Pangeo History: A Tale of Large Scale Computational Infrastructure
09-10, 11:30–12:00 (America/Chicago), Grand H

Pangeo is an ecosystem of OSS tools like Xarray, Dask, Jupyter, Zarr, and others used in large scale geospatial analysis. This talk tells the history of how these tools came together and where they're going today.

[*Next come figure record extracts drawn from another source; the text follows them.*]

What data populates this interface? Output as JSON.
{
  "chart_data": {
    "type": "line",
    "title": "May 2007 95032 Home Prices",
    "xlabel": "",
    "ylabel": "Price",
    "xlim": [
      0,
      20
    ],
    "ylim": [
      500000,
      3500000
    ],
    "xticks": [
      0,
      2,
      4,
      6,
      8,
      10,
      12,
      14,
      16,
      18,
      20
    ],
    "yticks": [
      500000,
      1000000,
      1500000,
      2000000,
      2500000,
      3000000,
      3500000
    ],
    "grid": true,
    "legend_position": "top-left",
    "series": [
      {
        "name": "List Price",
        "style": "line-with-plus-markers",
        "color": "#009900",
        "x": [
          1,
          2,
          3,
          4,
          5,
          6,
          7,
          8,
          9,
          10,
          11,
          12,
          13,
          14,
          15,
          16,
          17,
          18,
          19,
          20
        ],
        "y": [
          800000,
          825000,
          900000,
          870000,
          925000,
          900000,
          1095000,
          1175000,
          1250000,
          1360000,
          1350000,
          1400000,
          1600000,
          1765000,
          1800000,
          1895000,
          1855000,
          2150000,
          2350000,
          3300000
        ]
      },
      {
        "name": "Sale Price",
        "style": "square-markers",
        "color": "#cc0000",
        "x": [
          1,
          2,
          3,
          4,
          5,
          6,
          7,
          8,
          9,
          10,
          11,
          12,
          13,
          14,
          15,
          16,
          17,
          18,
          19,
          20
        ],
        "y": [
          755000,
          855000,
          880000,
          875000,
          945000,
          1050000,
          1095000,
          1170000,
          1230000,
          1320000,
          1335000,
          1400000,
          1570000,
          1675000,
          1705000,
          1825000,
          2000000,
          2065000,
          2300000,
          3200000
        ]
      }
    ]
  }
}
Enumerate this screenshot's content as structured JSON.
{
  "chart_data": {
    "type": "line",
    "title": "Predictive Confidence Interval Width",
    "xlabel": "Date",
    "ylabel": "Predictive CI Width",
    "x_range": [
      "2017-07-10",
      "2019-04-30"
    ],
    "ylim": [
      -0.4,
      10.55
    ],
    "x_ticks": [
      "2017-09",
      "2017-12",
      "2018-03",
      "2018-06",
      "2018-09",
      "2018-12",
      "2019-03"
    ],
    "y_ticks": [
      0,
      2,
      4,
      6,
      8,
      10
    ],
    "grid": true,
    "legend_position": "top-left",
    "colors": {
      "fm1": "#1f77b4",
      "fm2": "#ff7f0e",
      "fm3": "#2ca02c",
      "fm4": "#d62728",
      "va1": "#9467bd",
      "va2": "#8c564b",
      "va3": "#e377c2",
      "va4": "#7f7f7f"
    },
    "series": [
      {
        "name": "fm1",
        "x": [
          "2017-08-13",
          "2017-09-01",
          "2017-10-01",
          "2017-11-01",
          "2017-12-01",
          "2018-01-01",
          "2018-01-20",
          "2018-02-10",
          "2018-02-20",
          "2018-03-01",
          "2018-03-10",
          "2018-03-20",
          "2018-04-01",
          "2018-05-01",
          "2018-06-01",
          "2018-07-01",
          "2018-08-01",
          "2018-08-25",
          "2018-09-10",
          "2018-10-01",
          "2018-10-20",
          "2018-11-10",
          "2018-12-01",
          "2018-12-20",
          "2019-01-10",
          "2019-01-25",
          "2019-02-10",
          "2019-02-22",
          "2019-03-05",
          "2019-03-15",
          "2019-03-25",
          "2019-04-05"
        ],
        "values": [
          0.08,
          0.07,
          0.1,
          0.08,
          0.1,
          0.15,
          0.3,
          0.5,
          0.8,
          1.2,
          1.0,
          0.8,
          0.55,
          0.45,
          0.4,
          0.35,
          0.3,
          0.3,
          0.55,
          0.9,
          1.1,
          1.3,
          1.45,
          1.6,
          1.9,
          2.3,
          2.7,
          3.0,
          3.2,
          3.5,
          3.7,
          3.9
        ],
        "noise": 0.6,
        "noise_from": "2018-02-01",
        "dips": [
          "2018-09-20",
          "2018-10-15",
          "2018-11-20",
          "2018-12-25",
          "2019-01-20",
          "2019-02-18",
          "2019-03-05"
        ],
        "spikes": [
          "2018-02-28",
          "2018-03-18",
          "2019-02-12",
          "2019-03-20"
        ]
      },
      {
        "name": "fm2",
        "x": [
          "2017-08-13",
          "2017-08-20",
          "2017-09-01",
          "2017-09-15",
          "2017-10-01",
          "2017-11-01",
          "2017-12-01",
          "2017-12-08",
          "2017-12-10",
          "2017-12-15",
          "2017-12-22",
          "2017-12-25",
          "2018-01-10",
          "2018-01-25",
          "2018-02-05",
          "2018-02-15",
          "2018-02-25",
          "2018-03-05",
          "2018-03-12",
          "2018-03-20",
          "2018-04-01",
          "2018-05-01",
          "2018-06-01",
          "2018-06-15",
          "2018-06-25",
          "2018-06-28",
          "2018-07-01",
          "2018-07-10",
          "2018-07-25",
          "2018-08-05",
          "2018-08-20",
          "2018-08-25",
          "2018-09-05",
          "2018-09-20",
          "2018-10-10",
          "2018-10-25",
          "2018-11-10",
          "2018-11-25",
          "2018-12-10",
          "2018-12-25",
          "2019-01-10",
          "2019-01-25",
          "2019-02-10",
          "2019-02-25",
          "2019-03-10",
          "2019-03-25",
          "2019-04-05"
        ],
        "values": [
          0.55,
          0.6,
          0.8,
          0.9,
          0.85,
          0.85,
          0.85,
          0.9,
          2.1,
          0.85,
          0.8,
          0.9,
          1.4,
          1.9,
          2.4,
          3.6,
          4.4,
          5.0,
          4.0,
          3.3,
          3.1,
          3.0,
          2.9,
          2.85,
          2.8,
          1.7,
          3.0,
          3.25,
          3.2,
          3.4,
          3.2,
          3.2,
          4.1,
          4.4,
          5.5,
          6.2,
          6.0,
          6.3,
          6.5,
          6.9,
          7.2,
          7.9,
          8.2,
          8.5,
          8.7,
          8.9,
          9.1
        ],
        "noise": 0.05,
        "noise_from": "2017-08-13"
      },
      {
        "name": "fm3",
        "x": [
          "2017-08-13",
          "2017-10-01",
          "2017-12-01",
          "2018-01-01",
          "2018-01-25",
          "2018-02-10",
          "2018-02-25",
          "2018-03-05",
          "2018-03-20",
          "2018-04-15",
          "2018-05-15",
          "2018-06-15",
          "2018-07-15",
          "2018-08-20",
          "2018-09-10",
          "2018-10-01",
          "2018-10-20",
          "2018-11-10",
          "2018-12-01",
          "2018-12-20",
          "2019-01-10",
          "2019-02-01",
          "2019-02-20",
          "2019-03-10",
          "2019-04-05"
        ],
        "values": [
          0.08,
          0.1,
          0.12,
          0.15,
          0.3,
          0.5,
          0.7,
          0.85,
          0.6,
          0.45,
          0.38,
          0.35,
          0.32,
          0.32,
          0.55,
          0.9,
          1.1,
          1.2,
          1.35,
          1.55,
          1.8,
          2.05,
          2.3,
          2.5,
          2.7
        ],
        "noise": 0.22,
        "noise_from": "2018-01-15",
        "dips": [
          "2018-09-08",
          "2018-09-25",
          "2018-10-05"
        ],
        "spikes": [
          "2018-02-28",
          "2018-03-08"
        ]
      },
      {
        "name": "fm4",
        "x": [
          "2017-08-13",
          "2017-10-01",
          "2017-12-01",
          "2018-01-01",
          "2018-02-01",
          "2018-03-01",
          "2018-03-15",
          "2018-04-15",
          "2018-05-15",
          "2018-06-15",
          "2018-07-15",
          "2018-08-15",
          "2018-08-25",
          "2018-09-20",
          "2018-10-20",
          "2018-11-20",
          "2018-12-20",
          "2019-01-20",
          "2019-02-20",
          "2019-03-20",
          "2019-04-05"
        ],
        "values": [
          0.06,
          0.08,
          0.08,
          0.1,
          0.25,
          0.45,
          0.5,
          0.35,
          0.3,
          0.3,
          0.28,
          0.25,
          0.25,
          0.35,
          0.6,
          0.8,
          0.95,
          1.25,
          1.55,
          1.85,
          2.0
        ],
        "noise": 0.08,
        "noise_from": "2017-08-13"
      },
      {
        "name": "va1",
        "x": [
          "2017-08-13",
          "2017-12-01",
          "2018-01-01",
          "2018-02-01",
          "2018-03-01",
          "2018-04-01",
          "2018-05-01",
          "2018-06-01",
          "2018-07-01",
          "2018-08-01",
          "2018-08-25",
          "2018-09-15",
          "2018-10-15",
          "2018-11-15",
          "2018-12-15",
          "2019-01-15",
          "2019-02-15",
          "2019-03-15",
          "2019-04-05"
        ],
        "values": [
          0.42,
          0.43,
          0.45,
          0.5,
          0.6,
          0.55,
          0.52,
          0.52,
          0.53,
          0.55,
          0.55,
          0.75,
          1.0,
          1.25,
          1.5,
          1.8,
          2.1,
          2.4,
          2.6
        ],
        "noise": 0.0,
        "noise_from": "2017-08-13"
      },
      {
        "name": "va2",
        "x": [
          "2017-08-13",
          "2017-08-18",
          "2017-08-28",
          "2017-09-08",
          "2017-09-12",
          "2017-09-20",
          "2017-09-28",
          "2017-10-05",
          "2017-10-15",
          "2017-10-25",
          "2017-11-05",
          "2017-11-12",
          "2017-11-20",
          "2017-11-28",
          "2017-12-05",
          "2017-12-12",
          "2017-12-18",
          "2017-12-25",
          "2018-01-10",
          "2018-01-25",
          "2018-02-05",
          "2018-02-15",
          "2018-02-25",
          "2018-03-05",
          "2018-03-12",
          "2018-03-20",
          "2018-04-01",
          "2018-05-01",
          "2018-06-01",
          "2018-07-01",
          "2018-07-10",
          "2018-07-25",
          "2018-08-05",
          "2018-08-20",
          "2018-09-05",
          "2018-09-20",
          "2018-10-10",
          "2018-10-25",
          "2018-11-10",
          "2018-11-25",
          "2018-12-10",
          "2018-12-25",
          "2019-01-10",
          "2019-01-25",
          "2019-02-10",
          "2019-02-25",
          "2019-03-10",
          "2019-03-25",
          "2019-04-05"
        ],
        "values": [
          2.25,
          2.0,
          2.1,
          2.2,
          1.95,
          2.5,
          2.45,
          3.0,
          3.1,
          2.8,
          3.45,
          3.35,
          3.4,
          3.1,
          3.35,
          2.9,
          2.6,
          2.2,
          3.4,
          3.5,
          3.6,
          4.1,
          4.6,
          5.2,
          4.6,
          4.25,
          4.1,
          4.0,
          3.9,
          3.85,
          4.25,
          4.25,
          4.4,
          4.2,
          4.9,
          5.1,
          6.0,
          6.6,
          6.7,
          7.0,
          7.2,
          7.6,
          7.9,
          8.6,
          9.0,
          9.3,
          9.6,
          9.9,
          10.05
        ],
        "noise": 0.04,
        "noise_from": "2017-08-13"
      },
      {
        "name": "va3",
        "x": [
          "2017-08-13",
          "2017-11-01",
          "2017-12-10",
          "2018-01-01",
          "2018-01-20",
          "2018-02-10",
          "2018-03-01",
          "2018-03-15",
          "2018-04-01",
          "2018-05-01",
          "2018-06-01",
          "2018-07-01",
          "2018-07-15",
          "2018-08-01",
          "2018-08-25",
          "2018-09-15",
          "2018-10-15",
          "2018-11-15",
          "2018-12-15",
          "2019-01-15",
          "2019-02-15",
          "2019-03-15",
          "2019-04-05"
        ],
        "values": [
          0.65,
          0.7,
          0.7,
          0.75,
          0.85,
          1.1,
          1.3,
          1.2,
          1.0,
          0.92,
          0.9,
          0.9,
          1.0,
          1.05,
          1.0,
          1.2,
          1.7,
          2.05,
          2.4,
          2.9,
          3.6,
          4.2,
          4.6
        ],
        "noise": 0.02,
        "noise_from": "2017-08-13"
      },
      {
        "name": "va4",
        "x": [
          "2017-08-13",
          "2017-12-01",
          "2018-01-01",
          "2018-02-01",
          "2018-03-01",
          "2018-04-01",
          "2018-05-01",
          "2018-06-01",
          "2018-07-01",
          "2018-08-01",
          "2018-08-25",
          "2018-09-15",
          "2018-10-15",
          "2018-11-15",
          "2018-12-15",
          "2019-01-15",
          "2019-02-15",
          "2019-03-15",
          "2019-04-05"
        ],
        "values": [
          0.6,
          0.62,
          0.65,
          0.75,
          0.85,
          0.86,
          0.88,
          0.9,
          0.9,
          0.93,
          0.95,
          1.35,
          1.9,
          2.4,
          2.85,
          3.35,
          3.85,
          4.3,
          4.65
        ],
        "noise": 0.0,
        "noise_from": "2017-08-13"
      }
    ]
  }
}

Pangeo is an ecosystem of OSS tools like Xarray, Dask, Jupyter, Zarr, and others used in large scale geospatial analysis. This talk tells the history of how these tools came together and where they're going today. This story is interesting because it blends software, science, and funding/collaboration. Pangeo was both an incredible success (revolutionized large-scale raster computation in geoscience) and a failure (struggled to launch into a fully self-sustaining organization/service, despite momentum). It's a story full of lessons for people looking to make change in geo sciences through software development.

An outline might look something like the following:

Introduction
- What problems do these problems solve
- Who uses them
- Who builds them
- They're pretty successful. How did they get this way and what can we learn?

Pre-Pangeo Years

  • Dask and Xarray started within Anaconda and Climate Corp respectively. Both employers gave some time to focus on integration
  • Grew in popularity, becoming the standard
  • Developed distributed computing capabilities, suddenly able to easily process terabytes
  • Geoscientists started wanting to organize around the projects, first Pangeo meeting established

Pangeo Working Group

  • Three institutions started working together (Columbia University, NCAR, Anaconda)
  • More joined later (UK Met, UCAR, ECMWF)
  • Started on HPC, but then did a Cloud demo with Kubernetes
  • Massive shift to cloud computing
  • Around this time we also brought on Zarr and started to push it as a cloud alternative to HDF5/NetCDF

Cloud Infrastructure Management

  • Pangeo developers started spending lots of time setting up and maintaining Kubernetes clusters for research groups.
  • This was great! But also terrible to maintain.
  • Dev work started to slow down a bit

Community Development

  • Fortunately, at the same time community engagement picked up a bunch
  • Pangeo today has many working groups, discourse forum, workshops, etc..

Pangeo goes Corporate

  • Original Pangeo developers now all run companies
    • Dask -> Coiled for compute
    • Xarray+Zarr -> Earthmover for storage
    • Jupyter -> 2I2C for cloud notebook environments
  • Open source work was great for pieces, but services were hard as an OSS community

Lessons Learned

  • Pay engineers and scientists from the same grants
  • Easy to build momentum when you're solving great pain
  • OSS is great for tools, less great for cloud services

This may not be the right Track (please move around if so).